Subreddit Classification via Natural Language Processing
Creating a natural language processing model that could distinguish between two subreddits (communism & socialism).
- Query PushShift API to retrieve submissions
- Clean & pre-process text
- Vectorize/tokenize text
- Gridsearch to optimize hyperparameters across two classification algorithms
- Removed extraneous tags, removed post, moderator posts, links, short posts
Lots of similarities between socialism & communism, so that’ll make it a little more difficult. Used 75K vectors, removed/edited stopwords, used N-gram range of 1,2
Ran two models: logistic regression & random forest.
Logistic regression performed better!
Removing more stop words would improve predictability of this model.
Sentiment analysis tool using Natural Language Processing on selected Reddit data
Like Ashley’s project before, created a Natural Language Processing on selected Reddit data.
Inspired by how his week tends go to: spiking between happy and panicked!
What is the overall tone of this text?
https://goo.gl/wrxGWq and enter some text
Under the hood, what’s going on?
Gather the data from Reddit via the PushShift API, transform and improving the data, and vectorizing. Reduced the feature set down to ~10k words. Didn’t use stemming or lemmatization. Removed some stop words but not all. Using n-grams, you can be more certain that removing stop words isn’t going to change the meaning of a phrase.
Training score ia ~89% or so.
What’s new with Metro Map Maker: January 2019
Metro Map Maker was inspired by art!
Metro Map Maker started great, and it’s been improved! Usage has increased! Hundreds of maps! Thousands of maps! But how can we track how many maps? ON PAPER??? That is not technology of the twenty-first century! Naturally, we must not lose the speed of the user experience! Previously, there were 14 steps to get a map into the gallery! Wow! So many steps! Very diligent! But so much work! THERE WERE REGULAR EXPRESSIONS!?!?!!? Ugh
NOW: Just four steps! Review, determine where, step three, step four! Done! Key to the process: How to automate the generation of the image? Have you seen the data-url for a 1600x1600 canvas? THAT IS BIG! BUT: What if we do a tiny little canvas secretly? In the background? Optimize those images! Down to just 2-5KB. AND YOU NEED THAT if you want it to be dope with 500 images in the gallery! HACK! To change the color depth of the HTML canvas! Thanks StackOverFlow!
So, everyone should make lots of beautiful maps, with beautiful terrain!
Inspired by art. Metro map of your dreams! What if we actually invested in public transit?
stretchMap() on the console!
less cards is a new type of card that makes it simple to share contact details with others without ever having to worry about running out of business cards.

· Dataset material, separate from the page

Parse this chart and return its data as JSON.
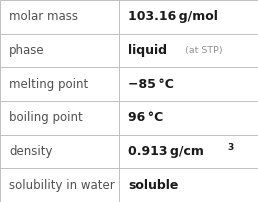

Created a “less card” that has a QR code with your details on it. (Also has an NFC chip). How can you give your contact information without actually losing the business card you have?
On Android: just bring the card within range of the phone and it’ll bring up the contact right in the phone. On iPhone, the camera app natively can scan a QR code and open it.
Synthetic Countenance, a personalized GAN
GANs == “generative adversarial network”
Two networks that try to fake each other out and continually get better.
Used “Progressive Growing of GANs” & the Celebrity training set.
Created a bunch of images of fake people that look very real trained on real celebrities!